Они всегда встречаются на маленьком деревянном мосту, том, на котором впервые поцеловались. Под ним пролегают железнодорожные рельсы, а неподалеку находится любимый итальянский ресторанчик Макса. В их первое свидание он повел ее в «Антонио», а после обеда они гуляли, взявшись за руки. На середине моста Макс выпустил ее руку, обнял за талию и привлек к себе. Вокруг не было ни души, а из-за тумана все, кроме его лица, как будто отдалилось. Он поцеловал ее.

Она ждет на середине выгибающегося аркой моста. В начале девятого из тумана, как в каком-нибудь триллере, появляется Макс. На нем длинное, скрывающее формы тела пальто. Он не брился сегодня. У него покрасневшие глаза.

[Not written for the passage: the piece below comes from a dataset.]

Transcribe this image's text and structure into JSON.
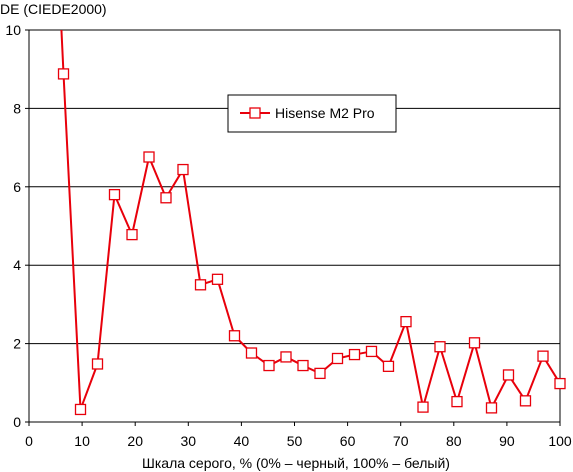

— Макс, ты ужасно выглядишь.

— Спасибо.

— Что случилось, милый? Почему тебе захотелось встретиться именно здесь?

— Я уезжаю. Может быть, в Солт-Лейк-Сити. Или в Рино. У меня там старые друзья…

Каждое следующее слово звучит слабее предыдущего.

— О чем ты говоришь?

— Со мной творится что-то ужасное. Это вроде болезни или чего-то подобного. И мне все хуже.

— Бессонницу можно вылечить…

— Дело не только в бессоннице… В общем, я уезжаю сегодня вечером.

— Нет! Я не согласна. Нельзя вот так просто взять и сбежать. Мы справимся. Вместе.

— Оставь меня в покое.

— Нет.

— Убирайся!

Он почти кричит.

— Ты эгоистичный ублюдок! Хотя бы раз возьми на себя ответственность за то, кто ты есть.

— Я и беру. — Макс смотрит под ноги, потом, едва не срываясь на крик, говорит: — Теперь уходи.

Он толкает ее в туман, отворачивается, кладет руки на поручень и закрывает глаза.

Кэтрин подходит к нему, с трудом сдерживая злость.

— Все не так легко, Макс.

Он поворачивается и бьет ее в живот коротким кухонным ножом. Кэтрин вскрикивает, хватается за лезвие, за запястье. Из раны на ладони идет кровь. Мост начинает дрожать. Ей кажется, что дрожь передается от моста и ей самой. Приближающийся поезд подает гудок. Макс спотыкается, и она толкает его на поручень.

Он вскрикивает. И тут же боль и гнев уходят с его лица. Перед ней снова прежний Макс, мягкий, добрый, любящий. Он укололся о какую-то торчащую железку, и Кэтрин помогает ему. Зажимая ладонями его рану, она говорит, что любит его. Просит не уезжать. Умоляет. Поезд все ближе. Уже практически под ними.